CMK: Thank you! I don't see a lot of footnotes in contemporary novels either–the last one that comes to mind was The Brief Wondrous Life of Oscar Wao. For this particular story, I used them to blur the (artificial) line between fiction vs. reality. I think the proliferation and popularity of genres like autofiction already does that, and even though this book isn't autofictional, everything that gets cited in the footnotes are very much real scientific references. Since the narrator is a psychologist and Duri's mental health crisis is a driving force in the plot, I figured that these empirical studies and other commentary that appear in the footnotes made total sense for this particular type of modern-day story.
JO: That makes a lot of sense. Also, on the topic of craft in your novel, I really enjoyed the story's structure and how it starts with the cancellation, moves into the past to show the story of the girl group, and then moves on to the main chunk of the story.
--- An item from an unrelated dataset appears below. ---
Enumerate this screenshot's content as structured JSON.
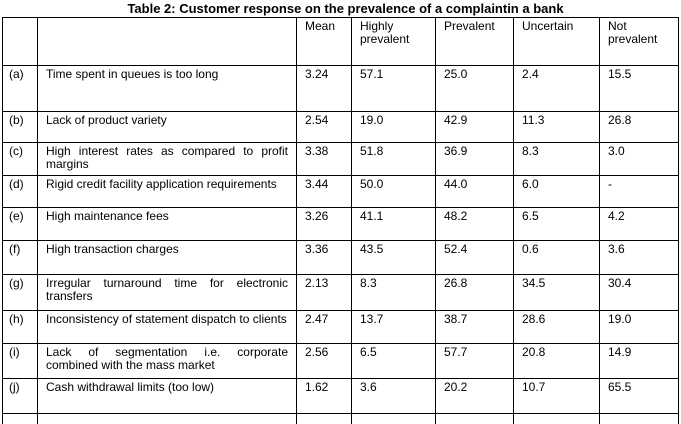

Were there any other structures you thought of using for the story's timeline? What made you land on this one where it jumps around a bit?
CMK: I wish I could say this was all planned and a matter of forethought on my part but I almost never plot out my stories before I write them–they usually come to me as the characters develop and evolve. In this case, I do think that in more IRL fiction, it oftentimes takes a canon event (like a cancellation) to make us go, "How did we get here?" before figuring out where we're going to go next. Also: I get bored easily and am a sucker for novelty, so I'm always looking for new ways to tell stories. I like reading something I haven't read before, and I've read a million and one books told in linear fashion, so I'm always more intrigued by timelines that play with structure.
JO: It's always enjoyable to read a book that doesn't stick to the "norms" of literature, and I love that you decided to take that different route. It all worked so well for your story. Final question: what impact did you hope the thriller aspects of this novel would have? How did you decide to tie the past (of the old girl band) to the present of the novel in this way?
CMK: I have to confess: I was pleasantly surprised when I saw the "thriller" designation on my book. I always thought of myself as a litfic kind of girl, but I like thrillers too–or anything with a plot that keeps me guessing (which I sometimes miss when I read things that are too "literary" if you know what I mean). In terms of the backstory of the original girl band in the book, that was also inspired by real scandals within the K-pop industry that I just could not believe went down the way they did. And since so much of the novel is also cultural commentary, I wanted to comment on the state of gender and how it continues to shape the way we're treated. I think in the U.S., gender is obviously on our minds–especially in light of the recent elections–but worldwide, gender is also fraught elsewhere, and South Korea is no exception. How it plays out in a different cultural context though makes it all the more interesting!
Jenna Oldaker is an MA student studying English at Arizona State University and an editorial assistant intern at Hayden’s Ferry Review.